Oposição ao gasoduto
Para o importante ministério dos Hidrocarbonetos, que conduzirá as negociações com as empresas petroleiras, foi nomeado o jornalista e ex-parlamentar Andres Soliz Rada. De posições radicais, até recentemente Soliz Rada foi um crítico feroz dos acordos de gás entre Brasil e Bolívia.
No artigo "Hurra! Mais gás ao Brasil", publicado em 28 de outubro passado, Soliz Rada faz duras críticas aos acordos de compra de gás da Petrobras. Nele, acusou o presidente Lula de traição por não cumprir a promessa de construir termelétricas na Bolívia -feita, segundo ele, em 1997, no governo Fernando Henrique.

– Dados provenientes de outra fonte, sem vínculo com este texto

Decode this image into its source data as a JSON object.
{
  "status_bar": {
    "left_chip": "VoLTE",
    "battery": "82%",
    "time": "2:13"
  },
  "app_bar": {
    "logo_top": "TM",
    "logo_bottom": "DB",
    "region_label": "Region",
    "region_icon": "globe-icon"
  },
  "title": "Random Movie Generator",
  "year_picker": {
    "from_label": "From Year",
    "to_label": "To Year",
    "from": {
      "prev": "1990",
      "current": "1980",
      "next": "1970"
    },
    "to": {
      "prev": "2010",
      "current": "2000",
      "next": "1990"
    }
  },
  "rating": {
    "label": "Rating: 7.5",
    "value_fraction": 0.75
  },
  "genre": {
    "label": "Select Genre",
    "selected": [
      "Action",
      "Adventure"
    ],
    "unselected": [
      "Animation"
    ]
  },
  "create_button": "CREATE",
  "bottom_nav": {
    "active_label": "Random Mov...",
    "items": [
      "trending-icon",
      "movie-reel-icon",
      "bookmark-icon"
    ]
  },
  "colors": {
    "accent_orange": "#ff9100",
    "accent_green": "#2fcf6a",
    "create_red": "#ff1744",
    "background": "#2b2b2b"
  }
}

Soliz Rada também acusou a Petrobras de ser responsável pelo desmantelamento da estatal boliviana de petróleo, YPFB: "Há dez anos, a YPFB tinha o monopólio das reservas e dos dutos, equipes de exploração, exportação, refinamento e comercialização", afirma, no site "Bolpress". "Hoje, a YPFB é uma entidade residual. Por outro lado, a também estatal Petrobras tem, em território boliviano, grande parte das reservas e dos dutos, as refinarias, equipes de exploração e o controle do mercado."
De forma análoga, Morales nomeou o líder sindicalista Abel Mamani para o recém-criado Ministério da Água. Mamani ganhou projeção nacional ao liderar um movimento que exigiu a expulsão da empresa de capital francês Aguas del Illimani, há cerca de um ano, por se recusar a atender parte da cidade.
Buscando agradar a Santa Cruz, principal pólo econômico do país, Morales nomeou dois ministros da região. Um deles é o empresário Salvador Ric, ministro de Serviços e Obras Públicas.

Elogio
Assim como fez no final de semana, quando esteve na Bolívia para a posse de Morales, o presidente Lula elogiou o socialista indígena e afirmou ontem que a América Latina "está dando demonstração de avanço", porque "pessoas progressistas" estão sendo eleitas em todos os países.